I attended the 2nd International Conference on Software Engineering in San Francisco from 13-15 October, along with some 1200 other delegates.
Each day of the conference had a central theme. The theme for the first day was Requirements and Specifications. For many large projects, such as USA military software, a major problem is the Specification. The large software houses in the USA are now trying to produce formal languages and graphical notations allied to project data bases to aid the systems analysis define the specifications of projects and cope with changes to the specifications. Softech and TRW gave several papers describing their systems. This rediscovery of systems analysis seems to have come about because of American management's desire to 'see' progress. Up till now this has led to a code being produced very early in projects to show management that progress is indeed being made. This shortsighted policy has of course led to many failures and the development of formal definitions of Requirements and Specifications has resulted so that at least the right problem is being tackled. The involvement of the 'customer' during this phase of a project was stressed so that the 'customer' was sure he would be getting what he wanted. To this end, Softech particularly emphasised the need for formal specifications to be intelligible to the customer.
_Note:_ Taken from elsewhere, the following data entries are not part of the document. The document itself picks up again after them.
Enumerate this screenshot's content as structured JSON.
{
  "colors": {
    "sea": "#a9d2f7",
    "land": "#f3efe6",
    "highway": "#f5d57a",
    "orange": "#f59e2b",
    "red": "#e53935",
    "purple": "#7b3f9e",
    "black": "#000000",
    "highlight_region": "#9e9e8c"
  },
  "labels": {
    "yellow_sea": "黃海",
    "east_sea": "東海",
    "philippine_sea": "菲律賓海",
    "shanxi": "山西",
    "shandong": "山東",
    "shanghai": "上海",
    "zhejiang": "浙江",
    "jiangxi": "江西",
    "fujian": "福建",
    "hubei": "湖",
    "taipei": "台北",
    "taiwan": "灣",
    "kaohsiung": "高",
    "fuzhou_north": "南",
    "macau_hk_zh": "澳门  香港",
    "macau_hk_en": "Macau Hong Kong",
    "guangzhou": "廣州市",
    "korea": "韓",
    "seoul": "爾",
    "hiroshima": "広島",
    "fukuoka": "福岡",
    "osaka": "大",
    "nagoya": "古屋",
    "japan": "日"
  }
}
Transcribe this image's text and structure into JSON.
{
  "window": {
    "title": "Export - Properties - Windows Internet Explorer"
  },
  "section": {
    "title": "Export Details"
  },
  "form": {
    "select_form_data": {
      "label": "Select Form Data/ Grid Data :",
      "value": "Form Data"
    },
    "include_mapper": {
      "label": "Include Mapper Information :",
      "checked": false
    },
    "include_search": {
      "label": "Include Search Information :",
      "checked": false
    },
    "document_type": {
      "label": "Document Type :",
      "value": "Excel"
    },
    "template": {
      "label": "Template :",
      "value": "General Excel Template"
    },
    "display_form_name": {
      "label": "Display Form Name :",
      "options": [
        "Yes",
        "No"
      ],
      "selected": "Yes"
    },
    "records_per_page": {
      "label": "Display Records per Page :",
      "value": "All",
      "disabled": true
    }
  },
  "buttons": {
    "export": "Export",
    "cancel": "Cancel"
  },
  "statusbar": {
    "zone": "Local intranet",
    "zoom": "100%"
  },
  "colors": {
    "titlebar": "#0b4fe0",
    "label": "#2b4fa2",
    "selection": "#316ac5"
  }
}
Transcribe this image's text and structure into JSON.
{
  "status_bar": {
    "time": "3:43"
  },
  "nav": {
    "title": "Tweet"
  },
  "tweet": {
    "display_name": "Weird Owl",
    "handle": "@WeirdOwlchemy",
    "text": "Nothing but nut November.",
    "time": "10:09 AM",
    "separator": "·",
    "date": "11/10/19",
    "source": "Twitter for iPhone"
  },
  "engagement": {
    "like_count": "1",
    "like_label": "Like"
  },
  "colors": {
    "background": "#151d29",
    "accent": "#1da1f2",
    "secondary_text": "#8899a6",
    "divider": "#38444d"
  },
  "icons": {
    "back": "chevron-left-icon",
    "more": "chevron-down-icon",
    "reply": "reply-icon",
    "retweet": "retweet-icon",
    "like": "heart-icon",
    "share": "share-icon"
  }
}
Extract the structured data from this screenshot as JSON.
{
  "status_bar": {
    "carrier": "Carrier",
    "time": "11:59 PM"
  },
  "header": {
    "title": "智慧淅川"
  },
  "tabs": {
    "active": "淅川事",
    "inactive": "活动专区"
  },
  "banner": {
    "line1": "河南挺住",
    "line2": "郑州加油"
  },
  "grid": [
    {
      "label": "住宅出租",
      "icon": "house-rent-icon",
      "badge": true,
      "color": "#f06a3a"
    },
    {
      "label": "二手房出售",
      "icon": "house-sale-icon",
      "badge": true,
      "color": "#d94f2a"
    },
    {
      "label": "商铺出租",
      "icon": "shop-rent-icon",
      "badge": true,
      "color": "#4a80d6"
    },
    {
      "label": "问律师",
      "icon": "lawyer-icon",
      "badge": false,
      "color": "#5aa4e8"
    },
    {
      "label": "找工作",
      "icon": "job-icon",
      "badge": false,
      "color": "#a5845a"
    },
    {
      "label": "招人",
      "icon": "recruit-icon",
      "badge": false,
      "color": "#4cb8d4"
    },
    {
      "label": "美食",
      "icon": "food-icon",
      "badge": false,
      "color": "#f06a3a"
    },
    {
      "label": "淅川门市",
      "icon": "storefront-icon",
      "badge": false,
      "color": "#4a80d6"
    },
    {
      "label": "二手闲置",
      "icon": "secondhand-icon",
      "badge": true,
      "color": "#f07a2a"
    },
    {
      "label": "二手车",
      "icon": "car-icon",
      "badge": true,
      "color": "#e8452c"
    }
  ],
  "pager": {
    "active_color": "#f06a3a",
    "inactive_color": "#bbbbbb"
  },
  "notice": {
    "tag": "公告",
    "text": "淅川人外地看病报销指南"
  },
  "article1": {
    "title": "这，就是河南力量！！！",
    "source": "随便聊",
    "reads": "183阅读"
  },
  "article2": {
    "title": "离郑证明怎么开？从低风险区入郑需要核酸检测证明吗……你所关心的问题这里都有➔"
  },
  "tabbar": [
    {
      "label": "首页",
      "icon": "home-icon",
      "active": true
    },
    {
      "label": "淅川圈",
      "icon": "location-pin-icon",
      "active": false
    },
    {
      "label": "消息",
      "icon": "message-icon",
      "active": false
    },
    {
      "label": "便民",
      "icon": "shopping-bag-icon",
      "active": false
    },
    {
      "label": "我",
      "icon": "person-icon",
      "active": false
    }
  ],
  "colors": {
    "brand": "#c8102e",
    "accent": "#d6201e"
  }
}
Day two focused on the next stage of any project - the design and building of programs. It seems that most of the conference was convinced that structured programming was the way to handle control when building a program, so there were no 'structured programming' papers. The emphasis on day two was on abstract data types as a method of ensuring a) protection and b) reduction in complexity. Examples of this technique are the papers by Liskov and Wulf. Briefly the technique is to define an abstract data type eg stack and to include in this definition the operations that may be performed on the abstract data type eg pop, push. the data types may be then used as building blocks in programs. The advantages over extensible languages was in the fact that the compiler ensures that the data structure is only accessed via the proper functions. This reduces the dreaded side-effects type of error and enables the implementation of a data structure to be verified and independently of its use. I think this data protection mechanism will be a standard feature of any good language in a few years time. Brinch Hansen and Hoare's monitors are a specific instance of a protected abstract data type mechanism and the success of the monitor is an indication of the way language development is proceeding.
Day three of the conference centred on verification. Proof of a program is still too long, tedious and error prone for the method to be used by the average programmer. Harlan Mills' paper is well worth reading. He made the point that a proof is an attempt to convince someone that a program will work. Today a programmer tries to convince himself that his program will work. He does this informally. Walkthroughs try to convince a third party, still informally, that a program will work. Verification is the formalisation of these existing informal current practices. Two relevant points - 1) structured control flow and abstract data types are methods which reduce the complexity of proofs and are thus 'good things', 2) Dijkstra's theory of deriving the program from the proof will probably catch on in the same way as structured programming. People at the conference felt it would probably take another 10-20 years before programs were formally proved before going into production generally.
Throughout the conference there was much discussion about the Software Life Cycle. This is
Spec -> Design -> Code -> Maintain
It was pointed out by Mills that maintenance is the restoration of something to its original condition, so that if we maintain programs we would be restoring them to their original erroneous condition. Want maintenance really means is the continuation of the design and development phase of a project. Maintenance is a word which should be purged from the software engineer's vocabulary.
To summarise the conference nothing startling was announced, just an incremental consolidation of the feeling that software engineering is a growing infant and that there is a long hard road ahead before software systems can be said to be engineered rather than thrown together. Proof methods are the key to software engineering. Perhaps structured programming and formal abstract data types will provide the basis for an improvement in proof techniques, whilst formal specifications may ensure that the customer gets what he wants as well as what he ordered.
The conference proceedings will soon be in the library, but the best papers will be published in the next IEEE Transactions on SE.
On Monday 18th Oct I visited Zahn at the Stanford Linear Accelerator Centre. We spent the day discussing Atlas's use of his construct on FR80 SYSLOG and DRIVER together with Tom Anderson's reliability techniques for termination, Dimensional flowcharting and the various topics in programming language design raised at the conference (Zahn also attended the conference).
Meissner works in the Comp Sci Dept of the Lawrence Berkely Lab. He has arrived at his own version of reliable loop construction in FORTRAN which I recommend. It is
DO 99 J=1, MAXTIMES ... IF(exitconditiontrue) GO TO 77 ... 99 CONTINUE error if reach this point STOP 77 CONTINUE continue as this is good exit point
I also spoke to Harold Holmes who has developed an interactive circuit design package and have brought back some documentation on his system.
I spent two days at the factory. The first day I spent with marketing men Gregg White and Larry Schieber. Having convinced them that their answers were inadequate, I spent the second day with Wolfgang Schlaak, the Field Service Engineering whiz-kid who was able to answer most of my questions. as most of my questions were at the clock pulse level 1 will omit the details of them here. The more general points to emerge were
The detailed questions will be written up and put in the III file when the formal answers from III are received which should be within two weeks.